When my daughter Alex was first diagnosed with neuroblastoma, my gut instinct was to avoid other “cancer moms.” 

I did not want to be a part of their group and hear about what was happening with them. Not only was I absolutely devastated to be a “cancer mom,” I was hopeful I would not be one for long and that Alex would be cured. I dreaded getting entangled in other children’s battles. 

There was no way I would ever embrace being a “cancer mom.”

That was 22 years ago and although I still dislike the term “cancer mom,” I have come to value the role this group of moms has played and continues to play in my life. Over the course of Alex’s life, I made friends with many moms whose kids had cancer and learned how much we had to offer each other. Not only could we cry together and share our deepest worries, but we could also share laughs over hospital stories or funny things our kids would say.    

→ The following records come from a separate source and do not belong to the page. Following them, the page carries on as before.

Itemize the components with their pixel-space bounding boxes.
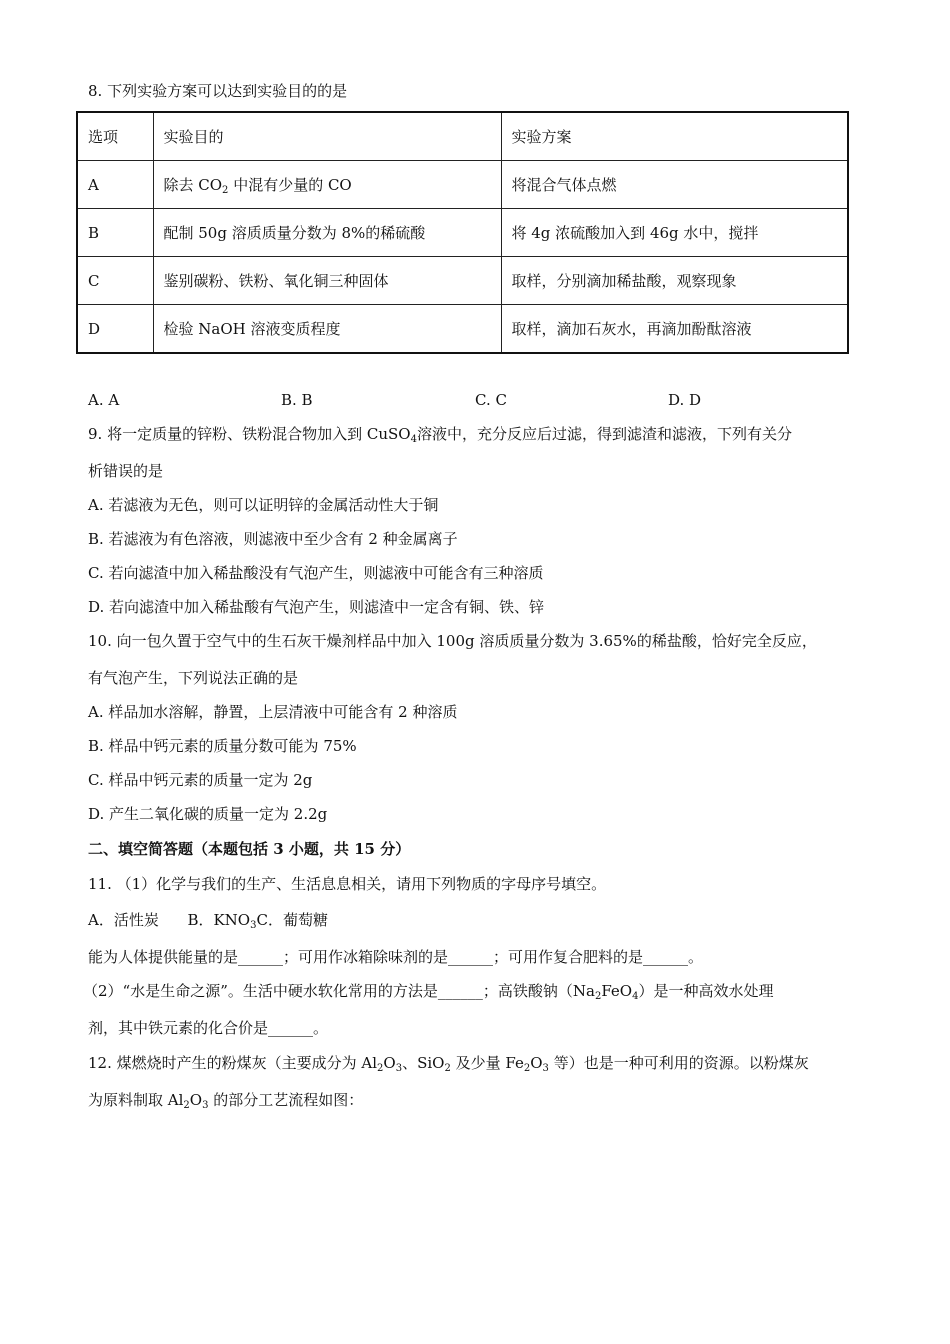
q11-part2-line2: 剂，其中铁元素的化合价是______。	[88, 1019, 329, 1037]
row-option: C	[77, 257, 153, 305]
q8-stem: 8. 下列实验方案可以达到实验目的的是	[88, 82, 348, 100]
q9-option-d: D. 若向滤渣中加入稀盐酸有气泡产生，则滤渣中一定含有铜、铁、锌	[88, 598, 545, 616]
row-plan: 取样，滴加石灰水，再滴加酚酞溶液	[501, 305, 848, 354]
q8-option-c: C. C	[475, 391, 507, 409]
q10-stem-line1: 10. 向一包久置于空气中的生石灰干燥剂样品中加入 100g 溶质质量分数为 3.65%的稀盐酸，恰好完全反应，	[88, 632, 817, 650]
q11-blanks-line: 能为人体提供能量的是______；可用作冰箱除味剂的是______；可用作复合肥料的是______。	[88, 948, 704, 966]
header-plan: 实验方案	[501, 112, 848, 161]
q11-choices: A．活性炭 B．$KNO_3C$．葡萄糖	[88, 911, 328, 931]
q8-option-a: A. A	[88, 391, 120, 409]
q12-stem-line1: 12. 煤燃烧时产生的粉煤灰（主要成分为 $Al_2O_3$、SiO$_2$ 及少量 $Fe_2O_3$ 等）也是一种可利用的资源。以粉煤灰	[88, 1054, 809, 1074]
q10-stem-line2: 有气泡产生，下列说法正确的是	[88, 669, 299, 687]
q11-stem: 11. （1）化学与我们的生产、生活息息相关，请用下列物质的字母序号填空。	[88, 875, 607, 893]
q12-stem-line2: 为原料制取 $Al_2O_3$ 的部分工艺流程如图：	[88, 1091, 364, 1111]
experiment-table	[76, 111, 849, 354]
q11-part2-line1: （2）“水是生命之源”。生活中硬水软化常用的方法是______；高铁酸钠$(Na_2FeO_4)$是一种高效水处理	[83, 982, 774, 1002]
section-heading: 二、填空简答题（本题包括 3 小题，共 15 分）	[88, 840, 411, 858]
q10-option-b: B. 样品中钙元素的质量分数可能为 75%	[88, 737, 357, 755]
q9-option-c: C. 若向滤渣中加入稀盐酸没有气泡产生，则滤液中可能含有三种溶质	[88, 564, 544, 582]
table-row	[77, 305, 848, 354]
q9-option-a: A. 若滤液为无色，则可以证明锌的金属活动性大于铜	[88, 496, 439, 514]
q10-option-d: D. 产生二氧化碳的质量一定为 2.2g	[88, 805, 328, 823]
q8-option-d: D. D	[668, 391, 702, 409]
row-purpose: 除去 $CO_2$ 中混有少量的 CO	[153, 161, 501, 209]
row-option: B	[77, 209, 153, 257]
q8-option-b: B. B	[281, 391, 313, 409]
row-plan: 将 4g 浓硫酸加入到 46g 水中，搅拌	[501, 209, 848, 257]
row-purpose: 检验 NaOH 溶液变质程度	[153, 305, 501, 354]
q9-stem-line2: 析错误的是	[88, 462, 164, 480]
row-option: A	[77, 161, 153, 209]
row-plan: 取样，分别滴加稀盐酸，观察现象	[501, 257, 848, 305]
table-row	[77, 161, 848, 209]
q9-option-b: B. 若滤液为有色溶液，则滤液中至少含有 2 种金属离子	[88, 530, 458, 548]
q9-stem-line1: 9. 将一定质量的锌粉、铁粉混合物加入到 CuSO$_4$溶液中，充分反应后过滤，得到滤渣和滤液，下列有关分	[88, 425, 792, 445]
row-purpose: 配制 50g 溶质质量分数为 8%的稀硫酸	[153, 209, 501, 257]
row-option: D	[77, 305, 153, 354]
header-purpose: 实验目的	[153, 112, 501, 161]
table-row	[77, 257, 848, 305]
q10-option-a: A. 样品加水溶解，静置，上层清液中可能含有 2 种溶质	[88, 703, 458, 721]
row-purpose: 鉴别碳粉、铁粉、氧化铜三种固体	[153, 257, 501, 305]
q10-option-c: C. 样品中钙元素的质量一定为 2g	[88, 771, 313, 789]
table-row	[77, 209, 848, 257]
row-plan: 将混合气体点燃	[501, 161, 848, 209]
table-header-row	[77, 112, 848, 161]
header-option: 选项	[77, 112, 153, 161]
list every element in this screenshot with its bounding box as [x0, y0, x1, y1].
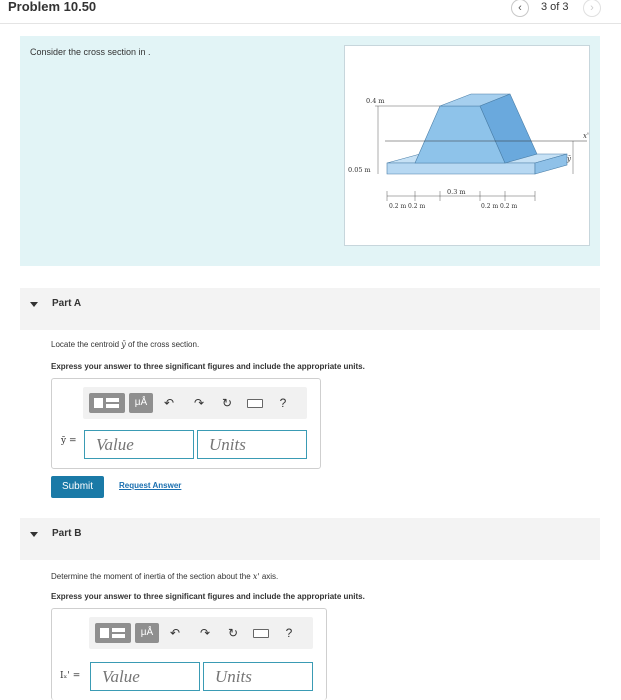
mid-width-label: 0.3 m [447, 188, 466, 196]
problem-intro [20, 36, 600, 266]
part-a-answer-box [51, 378, 321, 469]
redo-icon[interactable]: ↷ [199, 626, 211, 640]
redo-icon[interactable]: ↷ [193, 396, 205, 410]
intro-text: Consider the cross section in . [30, 47, 151, 57]
y-bar-variable-label: ȳ = [61, 436, 77, 446]
part-a-header[interactable] [20, 288, 600, 330]
problem-counter: 3 of 3 [541, 1, 569, 13]
problem-title: Problem 10.50 [8, 0, 97, 14]
cross-section-drawing [345, 46, 591, 247]
part-a-question: Locate the centroid ȳ of the cross section. [51, 340, 200, 349]
undo-icon[interactable]: ↶ [169, 626, 181, 640]
help-button[interactable]: ? [279, 396, 287, 410]
keyboard-icon[interactable] [247, 399, 263, 408]
previous-problem-button[interactable]: ‹ [511, 0, 529, 17]
collapse-caret-icon[interactable] [30, 532, 38, 537]
part-b-answer-box [51, 608, 327, 700]
templates-button[interactable] [89, 393, 125, 413]
part-b-label: Part B [52, 528, 82, 539]
keyboard-icon[interactable] [253, 629, 269, 638]
request-answer-link[interactable]: Request Answer [119, 481, 182, 490]
part-b-value-input[interactable] [90, 662, 200, 691]
left-segments-label: 0.2 m 0.2 m [389, 203, 426, 210]
part-b-instruction: Express your answer to three significant figures and include the appropriate units. [51, 592, 365, 601]
moment-of-inertia-variable-label: Iₓ' = [60, 671, 81, 681]
part-b-question: Determine the moment of inertia of the section about the x' axis. [51, 572, 279, 581]
next-problem-button[interactable]: › [583, 0, 601, 17]
symbols-button[interactable]: μÅ [129, 393, 153, 413]
part-b-header[interactable] [20, 518, 600, 560]
header [0, 0, 621, 24]
x-prime-label: x' [583, 132, 589, 140]
y-bar-label: ȳ [567, 155, 571, 163]
part-a-label: Part A [52, 298, 82, 309]
top-width-label: 0.4 m [366, 97, 385, 105]
submit-button[interactable]: Submit [51, 476, 104, 498]
templates-button[interactable] [95, 623, 131, 643]
symbols-button[interactable]: μÅ [135, 623, 159, 643]
right-segments-label: 0.2 m 0.2 m [481, 203, 518, 210]
part-a-value-input[interactable] [84, 430, 194, 459]
cross-section-figure [344, 45, 590, 246]
flange-front-face [387, 163, 535, 174]
part-a-units-input[interactable] [197, 430, 307, 459]
reset-icon[interactable]: ↻ [227, 626, 239, 640]
collapse-caret-icon[interactable] [30, 302, 38, 307]
math-toolbar [89, 617, 313, 649]
math-toolbar [83, 387, 307, 419]
part-b-units-input[interactable] [203, 662, 313, 691]
reset-icon[interactable]: ↻ [221, 396, 233, 410]
undo-icon[interactable]: ↶ [163, 396, 175, 410]
help-button[interactable]: ? [285, 626, 293, 640]
part-a-instruction: Express your answer to three significant figures and include the appropriate units. [51, 362, 365, 371]
flange-thickness-label: 0.05 m [348, 166, 371, 174]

I also learned how lonely childhood cancer is when you don’t have other moms by your side who understand your experience like no one else does. We joke that we belong to a club that no one wants to be in.

When Alex’s battle ended in 2004 that could have been my chance to leave the “club" and  avoid the world we never wanted to be a part of. But my daughter had other plans for me and left me a legacy to carry forward. 

Today, I am honored to be a member of this community of moms—some moms with children newly diagnosed with cancer, some moms who are veterans of the oncology clinic with long-term survivors and some moms, who like me, live without their child who died at the hands of childhood cancer.

No matter where our community finds ourselves, we all have experienced the pain of having a child with cancer, as well as the gifts they bring into our lives in spite of cancer.

In fact, we share so many of the same experiences that we could probably finish each other’s sentences. 

Here is what we might say:

  • Our world falls apart when our children are diagnosed.
  • We wonder how we will get our children through it, only to realize that THEY get US through it.
  • We rush to the emergency room with high fevers (always at 2 a.m., of course).
  • We try to follow our children’s example by rarely complaining (but we do anyway).
  • We watch our children on the playground as the other children stare at their bald heads.
  • We worry about our other children.
  • We make family plans only to have to cancel them.
  • We miss our other children’s school plays and sporting events.
  • We feel the contagious joy of all of our children, who still laugh every day.
  • We gain a new perspective on life.
  • We laugh way more than anyone expects us to.
  • We learn that no matter how strong we think we are, we all have our breaking points.
  • We embrace each other every chance we get because we are stronger together than we are alone.
  • We never stop believing in a cure, if not for our own children then for others.

So on Mother’s Day, I am sending a big hug out to every mom who has been dragged into the world of childhood cancer. I am not glad you are in the “club” but I am so grateful that you are in my life.

This Mother’s Day, Alex's Lemonade Stand Foundation is proud to partner with Momcology, a national nonprofit that provides peer support for moms of kids with cancer.